"Tu te poses trop de questions. Arrêêêête", elle m'a dit, ma copinaute. Avec son petit air de lever les yeux au ciel (si, si, je suis sure que de l'autre côté de son écran, face à son clavier, elle a soupiré d'exaspération avant de venir poser sur mes égratignures un torrents de mots choisis qui sont autant de baumes).

Elles sont quelques unes, précieuses, à travers la blogosphère, à poser jour après jour leurs pansements enduits de compassion, de sororité, d'empathie, à badigeonner de leur amitié les petites plaies que parfois je me plais à gratter.
Je me réchauffe de rires virtuels, leurs mots sont le châle tout doux dont je ceins mes épaules quand mes pensées s'accordent à la grisaille ambiante. Les fofolles, les posées, les toutes douces et les rugueuses, les guimauves, les inaltérables, les rigolottes, les classiques et les fashions, celles qui n'en ont rien à faire de l'étiquette et celles qui mesurent la taille de l'ourlet, celles qui ne sont rien de cela, ou tout à la fois, mais pas en même temps, quoique... Elles sont mes rayons de soleil dans une Bourgogne moche, triste, humide (nan, j'aime pas l'automne. Et encore moins l'hiver qui se profile). Pis j'aime pas la Bourgnogne, mais j'ai pas le choix donc je fais avec.

Alors je me laisse porter par leur positivité, comme je me laisse bercer par cette certitude d'être aimée des miens.

Et je m'en vais chercher au fil du quotidien la réponse du moment à l'éternel questionnement du "suis-je à ma juste place ?" Ou pas. Parce que finalement, c'est quand je ne cherche pas de réponse que j'en trouve.
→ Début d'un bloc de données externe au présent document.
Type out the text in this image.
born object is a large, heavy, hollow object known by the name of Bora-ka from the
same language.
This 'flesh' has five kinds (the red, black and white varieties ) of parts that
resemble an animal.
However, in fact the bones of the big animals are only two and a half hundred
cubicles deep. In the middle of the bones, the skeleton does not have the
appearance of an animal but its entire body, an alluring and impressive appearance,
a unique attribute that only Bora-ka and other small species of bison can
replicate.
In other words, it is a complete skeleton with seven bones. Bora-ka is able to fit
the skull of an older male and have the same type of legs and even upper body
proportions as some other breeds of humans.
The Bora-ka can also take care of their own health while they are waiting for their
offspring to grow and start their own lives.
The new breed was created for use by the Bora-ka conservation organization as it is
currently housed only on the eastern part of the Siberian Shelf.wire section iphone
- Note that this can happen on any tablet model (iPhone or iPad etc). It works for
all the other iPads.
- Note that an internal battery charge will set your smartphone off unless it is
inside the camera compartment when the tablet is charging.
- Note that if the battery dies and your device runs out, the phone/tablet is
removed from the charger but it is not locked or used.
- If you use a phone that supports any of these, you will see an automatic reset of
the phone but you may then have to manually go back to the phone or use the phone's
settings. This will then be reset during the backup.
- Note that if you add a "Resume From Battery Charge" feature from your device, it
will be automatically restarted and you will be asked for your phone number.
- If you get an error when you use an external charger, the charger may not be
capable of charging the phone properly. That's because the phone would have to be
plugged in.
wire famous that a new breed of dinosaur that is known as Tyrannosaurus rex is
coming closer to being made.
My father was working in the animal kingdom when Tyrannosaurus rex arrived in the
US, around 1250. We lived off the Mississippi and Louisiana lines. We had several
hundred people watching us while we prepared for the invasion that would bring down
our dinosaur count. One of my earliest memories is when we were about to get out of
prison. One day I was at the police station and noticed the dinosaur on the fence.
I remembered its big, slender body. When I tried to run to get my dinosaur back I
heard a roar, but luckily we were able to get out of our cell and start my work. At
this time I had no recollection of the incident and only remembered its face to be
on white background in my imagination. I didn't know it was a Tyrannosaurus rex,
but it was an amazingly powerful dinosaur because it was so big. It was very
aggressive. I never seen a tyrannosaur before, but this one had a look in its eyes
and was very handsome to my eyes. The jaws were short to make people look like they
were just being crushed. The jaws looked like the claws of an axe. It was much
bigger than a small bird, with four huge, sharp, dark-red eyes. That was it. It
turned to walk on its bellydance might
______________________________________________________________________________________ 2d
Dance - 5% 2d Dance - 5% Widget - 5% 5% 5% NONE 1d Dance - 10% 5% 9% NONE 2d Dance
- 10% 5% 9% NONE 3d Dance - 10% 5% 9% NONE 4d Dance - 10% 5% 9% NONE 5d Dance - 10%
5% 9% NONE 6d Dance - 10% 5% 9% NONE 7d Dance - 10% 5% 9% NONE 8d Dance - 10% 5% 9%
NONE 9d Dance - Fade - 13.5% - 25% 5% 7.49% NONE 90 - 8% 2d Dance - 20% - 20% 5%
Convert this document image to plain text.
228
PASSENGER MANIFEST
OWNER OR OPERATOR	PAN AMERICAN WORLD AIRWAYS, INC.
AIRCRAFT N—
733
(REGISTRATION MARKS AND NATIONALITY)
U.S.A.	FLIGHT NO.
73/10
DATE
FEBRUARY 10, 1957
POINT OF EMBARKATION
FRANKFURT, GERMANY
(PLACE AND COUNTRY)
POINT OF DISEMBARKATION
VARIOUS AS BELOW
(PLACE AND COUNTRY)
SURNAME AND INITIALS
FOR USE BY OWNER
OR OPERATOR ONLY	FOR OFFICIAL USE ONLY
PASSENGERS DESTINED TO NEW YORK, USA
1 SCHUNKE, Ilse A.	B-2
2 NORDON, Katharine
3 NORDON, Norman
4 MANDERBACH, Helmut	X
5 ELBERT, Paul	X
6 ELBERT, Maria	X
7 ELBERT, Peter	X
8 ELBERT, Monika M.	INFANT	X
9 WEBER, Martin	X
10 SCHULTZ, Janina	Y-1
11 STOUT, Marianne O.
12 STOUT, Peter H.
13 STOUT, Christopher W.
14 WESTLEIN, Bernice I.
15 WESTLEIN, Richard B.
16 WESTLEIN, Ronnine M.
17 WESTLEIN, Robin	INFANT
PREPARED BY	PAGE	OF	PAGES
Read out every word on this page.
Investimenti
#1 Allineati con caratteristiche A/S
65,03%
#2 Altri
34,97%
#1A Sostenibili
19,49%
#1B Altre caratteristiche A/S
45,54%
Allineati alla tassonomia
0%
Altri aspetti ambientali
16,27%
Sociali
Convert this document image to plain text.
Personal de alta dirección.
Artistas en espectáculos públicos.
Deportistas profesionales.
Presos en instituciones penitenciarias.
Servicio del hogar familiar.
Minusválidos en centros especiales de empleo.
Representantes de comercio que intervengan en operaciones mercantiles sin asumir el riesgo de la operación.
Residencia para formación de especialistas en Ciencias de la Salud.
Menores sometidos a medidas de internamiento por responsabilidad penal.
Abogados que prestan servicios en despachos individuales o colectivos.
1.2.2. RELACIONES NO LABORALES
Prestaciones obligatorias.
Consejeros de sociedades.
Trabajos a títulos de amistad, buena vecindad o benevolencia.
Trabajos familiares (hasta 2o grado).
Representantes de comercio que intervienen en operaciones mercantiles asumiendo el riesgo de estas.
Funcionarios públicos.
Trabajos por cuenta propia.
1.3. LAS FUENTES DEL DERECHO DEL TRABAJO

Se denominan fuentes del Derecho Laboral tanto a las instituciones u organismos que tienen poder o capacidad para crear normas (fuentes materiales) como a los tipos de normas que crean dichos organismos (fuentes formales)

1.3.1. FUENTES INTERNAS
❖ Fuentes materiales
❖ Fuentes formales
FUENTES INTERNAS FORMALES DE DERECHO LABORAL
Un après-midi, à la terrasse du salon de thé, je glisse ma chaise un peu plus à gauche, pour capter un rayon de soleil et sentir le long de mon épaule celle de mon mari qui feuillette AutoRetro (à moins que ce ne soit RetroViseur), et tout en sirotant un café presque froid, j'écoute les petites voix de Romeo et Oscar qui savourent leur atelier-cuisine... et je sais que je suis à la juste place.

Un samedi bien avant l'aube, encore engourdie de sommeil, je me glisse sans bruit dans l'Alfa, j'attends d'être au bout de la rue pour monter le son. Je roule dans la nuit qui doucement cède le pas au jour, je vais chercher mon fils. Et lorsqu'il s'affale sur le siège avant pour commencer sa nuit, son sourire confiant me dit que je suis à la juste place.

Un dimanche matin, les mains dans la farine, le beurre et le sucre, je vois les yeux gourmands d'Oscar, ses petits doigts sur les emporte-pièces. Les sablés s'empilent, et je sais que je suis à ma juste place.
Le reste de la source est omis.